We do know that qualifications vary from state to state and, in locally-run systems, county to county.  Washington, D.C., for example, requires all of its family police workers to have master’s degrees in social work.  As a matter of fact, the author of the column that prompted this apology from The Imprint for trafficking in what the publication called “a crude and often racist stereotype” was one such D.C. social worker – and she never tired of reminding readers of her M.S.W. degree.  The agency “Jane Addams” helped to lead in Maryland also has an M.S.W. requirement. 

I’m aware of no objective observer who says the best child welfare casework in America is performed by workers for the family police in either of these places.  Nor are they too keen on the largest locally run family policing system in America, the one in Los Angeles County. 

True, you don’t absolutely have to have an M.S.W. there in order to investigate families.  You could get by with a master’s in marriage and family counseling, psychological counseling, psychology, or clinical psychology.  But that still means there probably are a whole lot of M.S.Ws out there tearing apart Los Angeles families at the second-highest rate among America’s biggest cities.  And a lot of M.S.Ws are responsible for the fact that 58% of Black children in Los Angeles will have to endure the trauma of a child abuse investigation, almost always as a result of a false report. 

As for the holy grail of licensure – that often requires passing an exam created by a group called the Association of Social Work Boards.  Turns out there’s quite a problem with that, a problem involving racial bias.  

Yes, we need degrees and credentials 

But there’s a dilemma.  Simply declaring any and all credentials and training meaningless doesn’t work either. We know this because we’ve tried sending untrained overwhelmingly white middle-class amateurs into the homes of families who are overwhelmingly neither to pass judgment upon them – it’s called Court-Appointed Special Advocates (CASA), and it’s vastly worse than anything even the worst social work school has come up with. 

We also know that there are places where social workers do enormous good.  One reason high-quality interdisciplinary family defense is so effective is the work of social workers demonstrating the profession at its best – helping keep families together by helping to craft alternatives to the cookie-cutter “service plans” dished out by family policing agencies.   
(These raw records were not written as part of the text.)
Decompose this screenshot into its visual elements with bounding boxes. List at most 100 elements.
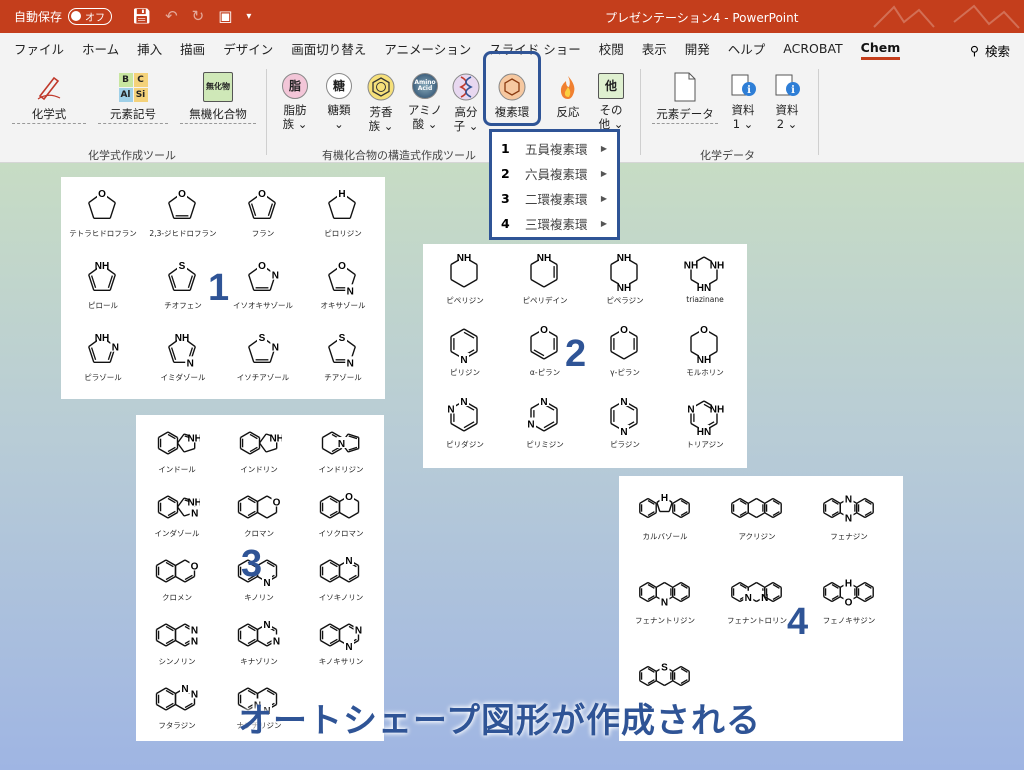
tab-10[interactable]: 開発 — [685, 39, 710, 58]
molecule-panel4-0[interactable]: H カルバゾール — [619, 484, 711, 542]
slide-canvas[interactable]: O テトラヒドロフラン O 2,3-ジヒドロフラン O フラン H ピロリジン NH ピロール S チ… — [0, 163, 1024, 770]
svg-text:N: N — [347, 358, 354, 369]
molecule-panel3-2[interactable]: N インドリジン — [300, 421, 382, 475]
tab-5[interactable]: 画面切り替え — [291, 39, 366, 58]
molecule-panel1-7[interactable]: O N オキサゾール — [303, 255, 383, 311]
svg-text:H: H — [845, 579, 852, 590]
molecule-name: フェナジン — [830, 532, 868, 541]
tab-11[interactable]: ヘルプ — [728, 39, 766, 58]
molecule-panel3-8[interactable]: N イソキノリン — [300, 549, 382, 603]
fire-icon — [548, 73, 588, 101]
molecule-name: triazinane — [686, 295, 724, 304]
molecule-panel2-9[interactable]: N N ピリミジン — [505, 394, 585, 450]
svg-text:N: N — [460, 397, 467, 408]
molecule-panel3-12[interactable]: N N フタラジン — [136, 677, 218, 731]
molecule-panel2-2[interactable]: NH NH ピペラジン — [585, 250, 665, 306]
tab-3[interactable]: 描画 — [180, 39, 205, 58]
autosave-toggle[interactable]: オフ — [68, 7, 113, 25]
molecule-panel1-1[interactable]: O 2,3-ジヒドロフラン — [143, 183, 223, 239]
element-data-button[interactable]: 元素データ — [652, 71, 718, 124]
inorganic-button[interactable]: 無化物 無機化合物 — [180, 71, 256, 124]
molecule-panel2-11[interactable]: NH HN N トリアジン — [665, 394, 745, 450]
svg-text:NH: NH — [617, 253, 631, 264]
tab-8[interactable]: 校閲 — [599, 39, 624, 58]
molecule-name: モルホリン — [686, 368, 724, 377]
molecule-panel4-6[interactable]: S — [619, 652, 711, 699]
tab-13[interactable]: Chem — [860, 40, 901, 60]
molecule-panel1-2[interactable]: O フラン — [223, 183, 303, 239]
aromatic-button[interactable]: 芳香族 ⌄ — [364, 73, 398, 133]
molecule-panel1-6[interactable]: O N イソオキサゾール — [223, 255, 303, 311]
molecule-panel2-1[interactable]: NH ピペリデイン — [505, 250, 585, 306]
molecule-panel1-9[interactable]: NH N イミダゾール — [143, 327, 223, 383]
fat-button[interactable]: 脂 脂肪族 ⌄ — [278, 73, 312, 131]
tab-4[interactable]: デザイン — [223, 39, 273, 58]
element-symbol-button[interactable]: BC Al Si 元素記号 — [98, 71, 168, 124]
customize-qat-icon[interactable]: ▾ — [246, 11, 251, 22]
dropdown-item-1[interactable]: 1 五員複素環 ▶ — [492, 136, 617, 161]
tab-12[interactable]: ACROBAT — [783, 41, 842, 56]
svg-text:N: N — [527, 420, 534, 431]
svg-text:N: N — [191, 637, 198, 648]
molecule-panel1-11[interactable]: S N チアゾール — [303, 327, 383, 383]
molecule-panel2-7[interactable]: O NH モルホリン — [665, 322, 745, 378]
molecule-panel2-8[interactable]: N N ピリダジン — [425, 394, 505, 450]
molecule-panel2-6[interactable]: Oγ-ピラン — [585, 322, 665, 378]
save-icon[interactable]: 💾︎ — [132, 7, 151, 25]
molecule-name: ピラジン — [610, 440, 640, 449]
molecule-panel3-1[interactable]: NH インドリン — [218, 421, 300, 475]
svg-text:S: S — [259, 333, 266, 344]
molecule-panel1-8[interactable]: NH N ピラゾール — [63, 327, 143, 383]
molecule-panel1-4[interactable]: NH ピロール — [63, 255, 143, 311]
molecule-name: オキサゾール — [320, 301, 366, 310]
molecule-name: ピペラジン — [606, 296, 644, 305]
svg-text:O: O — [700, 325, 708, 336]
molecule-panel2-10[interactable]: N N ピラジン — [585, 394, 665, 450]
tab-6[interactable]: アニメーション — [384, 39, 471, 58]
molecule-panel4-1[interactable]: アクリジン — [711, 484, 803, 542]
molecule-name: フタラジン — [158, 721, 196, 730]
molecule-panel3-6[interactable]: O クロメン — [136, 549, 218, 603]
data2-button[interactable]: i 資料 2 ⌄ — [770, 71, 804, 131]
undo-icon[interactable]: ↶ — [165, 7, 178, 25]
molecule-panel1-3[interactable]: H ピロリジン — [303, 183, 383, 239]
formula-button[interactable]: 化学式 — [12, 71, 86, 124]
data1-button[interactable]: i 資料 1 ⌄ — [726, 71, 760, 131]
svg-text:N: N — [263, 620, 270, 631]
tab-9[interactable]: 表示 — [642, 39, 667, 58]
dropdown-item-2[interactable]: 2 六員複素環 ▶ — [492, 161, 617, 186]
svg-text:N: N — [345, 556, 352, 567]
polymer-button[interactable]: 高分子 ⌄ — [448, 73, 484, 133]
molecule-name: インダゾール — [154, 529, 200, 538]
search-box[interactable]: ⚲ 検索 — [970, 41, 1010, 60]
tab-0[interactable]: ファイル — [14, 39, 64, 58]
molecule-panel3-11[interactable]: N N キノキサリン — [300, 613, 382, 667]
sugar-button[interactable]: 糖 糖類 ⌄ — [322, 73, 356, 131]
molecule-panel1-10[interactable]: S N イソチアゾール — [223, 327, 303, 383]
molecule-panel4-5[interactable]: H O フェノキサジン — [803, 568, 895, 626]
molecule-panel3-9[interactable]: N N シンノリン — [136, 613, 218, 667]
redo-icon[interactable]: ↻ — [192, 7, 205, 25]
reaction-button[interactable]: 反応 — [548, 73, 588, 119]
molecule-panel1-0[interactable]: O テトラヒドロフラン — [63, 183, 143, 239]
other-button[interactable]: 他 その他 ⌄ — [594, 73, 628, 131]
amino-button[interactable]: Amino Acid アミノ酸 ⌄ — [406, 73, 444, 131]
tab-1[interactable]: ホーム — [82, 39, 119, 58]
molecule-panel3-4[interactable]: O クロマン — [218, 485, 300, 539]
svg-text:O: O — [620, 325, 628, 336]
dropdown-item-3[interactable]: 3 二環複素環 ▶ — [492, 186, 617, 211]
svg-text:N: N — [460, 355, 467, 366]
submenu-arrow-icon: ▶ — [600, 194, 607, 203]
presentation-icon[interactable]: ▣ — [218, 7, 232, 25]
molecule-panel2-0[interactable]: NH ピペリジン — [425, 250, 505, 306]
tab-2[interactable]: 挿入 — [137, 39, 162, 58]
molecule-panel2-4[interactable]: N ピリジン — [425, 322, 505, 378]
molecule-panel3-0[interactable]: NH インドール — [136, 421, 218, 475]
dropdown-item-4[interactable]: 4 三環複素環 ▶ — [492, 211, 617, 236]
molecule-panel3-10[interactable]: N N キナゾリン — [218, 613, 300, 667]
molecule-panel2-3[interactable]: NH HN NH triazinane — [665, 250, 745, 304]
molecule-panel4-3[interactable]: N フェナントリジン — [619, 568, 711, 626]
molecule-panel4-2[interactable]: N N フェナジン — [803, 484, 895, 542]
molecule-panel3-3[interactable]: NH N インダゾール — [136, 485, 218, 539]
molecule-panel3-5[interactable]: O イソクロマン — [300, 485, 382, 539]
There are students like Elena Gormley and her classmates - and  the many social work professionals and students from across the country to rallied to Ms. Gormley's defense.  And yes, there are social workers trying to genuinely change family policing from within. 

In short, the field is full of outstanding individuals who could help social work emerge from moral bankruptcy.  But its leaders are desperate to make sure that doesn’t happen.